Es posible que a otros les atraiga el glamour que con frecuencia se ha asociado a la izquierda, y puede que muchos sigan haciendo honor a su progresismo por simple inercia, o por desidia, o porque su cabeza ya no da para más. Al fin y al cabo, su izquierdismo no ha pasado de ser nunca una elección fácil que les comprometía a muy poco: a leer cierto periódico, a pronunciar una charla semanal en el bar y a votar una vez cada cuatro años. Si es tan cómodo y está tan bien visto socialmente, ¿por qué no seguir siendo todavía de izquierdas?

El gran Molière podría escribir hoy una comedia desternillante acerca del “izquierdista imaginario”. A mi modesto entender, si hoy algunas personas tienen motivos sobrados para ser de izquierdas (y creo que algunos lo son) no puede tratarse sino de los jóvenes. Unos jóvenes desorientados y terriblemente confusos, como es propio de sus pocos años, rebeldes y poseídos por el deseo de cambiarlo todo, y además enfrentados a sus padres y al hipócrita izquierdismo de estos. En ellos, los jóvenes, resulta envidiable, hoy como siempre, la ilusión de su tierna edad. Lo demás, y especialmente su futuro, no.

¿A quién deben agradecer ese futuro?

Estos padres divididos entre su fe de otros tiempos y sus verdaderos intereses materiales, algunos de ellos ya abuelos, se presentan ante el futuro con sus coches, sus electrodomésticos, sus segundas residencias, sus vacaciones pagadas, sus fondos de pensiones, sus seguros médicos privados y sus nuevos y una y otra vez renovados aparatos electrónicos, los cuales les permiten estar en contacto permanente con diversos satélites y enviar sus comentarios a Twitter y a Facebook desde la Conchinchina. Porque son de izquierdas.

Ellos, que por lo menos quieren conservar el derecho al voto, reclaman con toda razón un producto de consumo ad hoc que satisfaga sus hedonistas necesidades, y como era de esperar, puesto que hay una demanda, ya se anuncian en Europa (no de momento en España) diversos candidatos a lanzar tal novedoso producto, al que provisionalmente podríamos llamar, en un nuevo giro de tuerca del lenguaje, necesario en este mundo en el que todo gira tan deprisa, la “izquierda-ultraderechista”.

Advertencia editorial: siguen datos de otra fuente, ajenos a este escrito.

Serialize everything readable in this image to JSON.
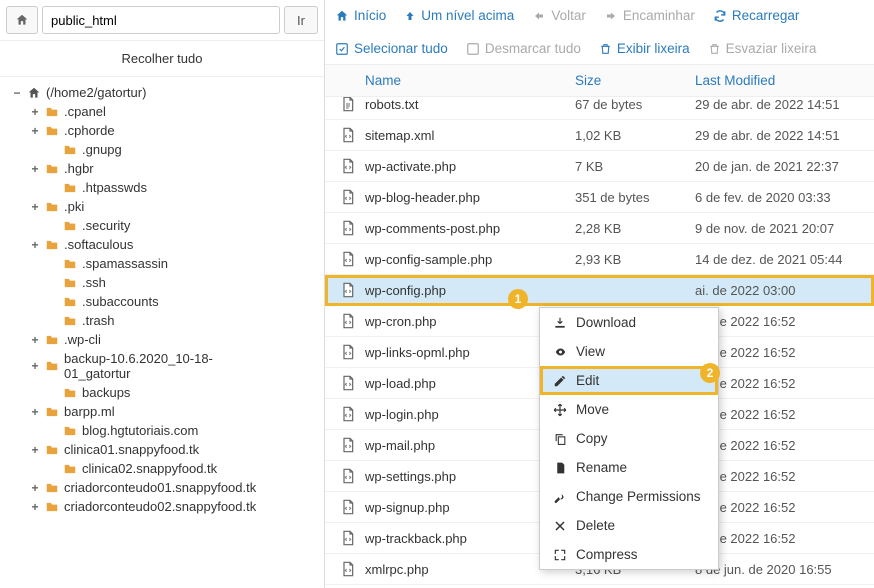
{
  "pathbar": {
    "value": "public_html",
    "go": "Ir"
  },
  "collapse_all": "Recolher tudo",
  "tree": [
    {
      "depth": 0,
      "toggle": "−",
      "icon": "home",
      "label": "(/home2/gatortur)"
    },
    {
      "depth": 1,
      "toggle": "+",
      "icon": "folder",
      "label": ".cpanel"
    },
    {
      "depth": 1,
      "toggle": "+",
      "icon": "folder",
      "label": ".cphorde"
    },
    {
      "depth": 2,
      "toggle": "",
      "icon": "folder",
      "label": ".gnupg"
    },
    {
      "depth": 1,
      "toggle": "+",
      "icon": "folder",
      "label": ".hgbr"
    },
    {
      "depth": 2,
      "toggle": "",
      "icon": "folder",
      "label": ".htpasswds"
    },
    {
      "depth": 1,
      "toggle": "+",
      "icon": "folder",
      "label": ".pki"
    },
    {
      "depth": 2,
      "toggle": "",
      "icon": "folder",
      "label": ".security"
    },
    {
      "depth": 1,
      "toggle": "+",
      "icon": "folder",
      "label": ".softaculous"
    },
    {
      "depth": 2,
      "toggle": "",
      "icon": "folder",
      "label": ".spamassassin"
    },
    {
      "depth": 2,
      "toggle": "",
      "icon": "folder",
      "label": ".ssh"
    },
    {
      "depth": 2,
      "toggle": "",
      "icon": "folder",
      "label": ".subaccounts"
    },
    {
      "depth": 2,
      "toggle": "",
      "icon": "folder",
      "label": ".trash"
    },
    {
      "depth": 1,
      "toggle": "+",
      "icon": "folder",
      "label": ".wp-cli"
    },
    {
      "depth": 1,
      "toggle": "+",
      "icon": "folder",
      "label": "backup-10.6.2020_10-18-01_gatortur",
      "wrap": true
    },
    {
      "depth": 2,
      "toggle": "",
      "icon": "folder",
      "label": "backups"
    },
    {
      "depth": 1,
      "toggle": "+",
      "icon": "folder",
      "label": "barpp.ml"
    },
    {
      "depth": 2,
      "toggle": "",
      "icon": "folder",
      "label": "blog.hgtutoriais.com"
    },
    {
      "depth": 1,
      "toggle": "+",
      "icon": "folder",
      "label": "clinica01.snappyfood.tk"
    },
    {
      "depth": 2,
      "toggle": "",
      "icon": "folder",
      "label": "clinica02.snappyfood.tk"
    },
    {
      "depth": 1,
      "toggle": "+",
      "icon": "folder",
      "label": "criadorconteudo01.snappyfood.tk"
    },
    {
      "depth": 1,
      "toggle": "+",
      "icon": "folder",
      "label": "criadorconteudo02.snappyfood.tk"
    }
  ],
  "toolbar": {
    "home": "Início",
    "up": "Um nível acima",
    "back": "Voltar",
    "forward": "Encaminhar",
    "reload": "Recarregar",
    "select_all": "Selecionar tudo",
    "deselect_all": "Desmarcar tudo",
    "show_trash": "Exibir lixeira",
    "empty_trash": "Esvaziar lixeira"
  },
  "columns": {
    "name": "Name",
    "size": "Size",
    "modified": "Last Modified"
  },
  "files": [
    {
      "icon": "txt",
      "name": "robots.txt",
      "size": "67 de bytes",
      "mod": "29 de abr. de 2022 14:51",
      "cut": true
    },
    {
      "icon": "code",
      "name": "sitemap.xml",
      "size": "1,02 KB",
      "mod": "29 de abr. de 2022 14:51"
    },
    {
      "icon": "code",
      "name": "wp-activate.php",
      "size": "7 KB",
      "mod": "20 de jan. de 2021 22:37"
    },
    {
      "icon": "code",
      "name": "wp-blog-header.php",
      "size": "351 de bytes",
      "mod": "6 de fev. de 2020 03:33"
    },
    {
      "icon": "code",
      "name": "wp-comments-post.php",
      "size": "2,28 KB",
      "mod": "9 de nov. de 2021 20:07"
    },
    {
      "icon": "code",
      "name": "wp-config-sample.php",
      "size": "2,93 KB",
      "mod": "14 de dez. de 2021 05:44"
    },
    {
      "icon": "code",
      "name": "wp-config.php",
      "size": "",
      "mod": "ai. de 2022 03:00",
      "selected": true,
      "highlight": true
    },
    {
      "icon": "code",
      "name": "wp-cron.php",
      "size": "",
      "mod": "ai. de 2022 16:52"
    },
    {
      "icon": "code",
      "name": "wp-links-opml.php",
      "size": "",
      "mod": "ai. de 2022 16:52"
    },
    {
      "icon": "code",
      "name": "wp-load.php",
      "size": "",
      "mod": "ai. de 2022 16:52"
    },
    {
      "icon": "code",
      "name": "wp-login.php",
      "size": "",
      "mod": "ai. de 2022 16:52"
    },
    {
      "icon": "code",
      "name": "wp-mail.php",
      "size": "",
      "mod": "ai. de 2022 16:52"
    },
    {
      "icon": "code",
      "name": "wp-settings.php",
      "size": "",
      "mod": "ai. de 2022 16:52"
    },
    {
      "icon": "code",
      "name": "wp-signup.php",
      "size": "",
      "mod": "ai. de 2022 16:52"
    },
    {
      "icon": "code",
      "name": "wp-trackback.php",
      "size": "",
      "mod": "ai. de 2022 16:52"
    },
    {
      "icon": "code",
      "name": "xmlrpc.php",
      "size": "3,16 KB",
      "mod": "8 de jun. de 2020 16:55"
    }
  ],
  "context_menu": [
    {
      "icon": "download",
      "label": "Download"
    },
    {
      "icon": "eye",
      "label": "View"
    },
    {
      "icon": "edit",
      "label": "Edit",
      "highlight": true
    },
    {
      "icon": "move",
      "label": "Move"
    },
    {
      "icon": "copy",
      "label": "Copy"
    },
    {
      "icon": "rename",
      "label": "Rename"
    },
    {
      "icon": "key",
      "label": "Change Permissions"
    },
    {
      "icon": "delete",
      "label": "Delete"
    },
    {
      "icon": "compress",
      "label": "Compress"
    }
  ],
  "badges": {
    "b1": "1",
    "b2": "2"
  }
}
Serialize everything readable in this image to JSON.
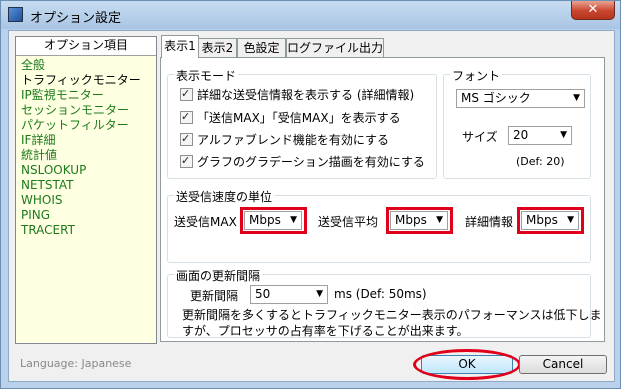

Y ya es casualidad que el máximo representante de esta nueva izquierda sea un catalán. Pero un catalán desnaturalizado que se nos ha vuelto gabacho, que ya es ministro del interior y que según las malas lenguas que también corren por el país vecino podría estar en estos mismos momentos preparando su campaña presidencial de 2017.

Echémosle un vistazo.

Le describen como “políticamente insignificante”. Y añaden que “nada en su pasado o en su carrera política justifica la posición que actualmente ocupa en el corazón del gobierno”. Desde la perspectiva mediática, su éxito obedece a su “perfil de socialdemócrata moderno”, figura metonímica usada para ocultar lo que alguien llamaría su talante y el detalle de que las propuestas políticas que defendió en su momento no obtuvieron más que el 5,7 por ciento del respaldo de los simpatizantes de su propio partido, el PSF. “El ministro no es un intelectual ni un vanguardista de la política. Al contrario, Valls se ha aplicado durante veinte años a armonizarse laboriosamente con las ideas de la época. En resumen, Manuel Valls es un conformista, un hombre de la normalidad; el portavoz del discurso de los dominantes”.*

Manuel Valls nació en Barcelona en 1962, hijo del pintor Xavier Valls. Su madre, originaria de la Suiza italiana, es hermana del arquitecto Aurelio Galfetti, y un primo de su padre es el autor del himno del FC Barcelona. Adoptó la nacionalidad francesa en 1982, e hizo el servicio militar cuatro años más tarde en el regimiento 120 de Fontainebleau, en el ejército de tierra. Ha estudiado Historia en la Universidad de París 1 y tiene cuatro hijos. Divorciado de la madre de éstos, volvió a casarse, con una violinista, en 2010.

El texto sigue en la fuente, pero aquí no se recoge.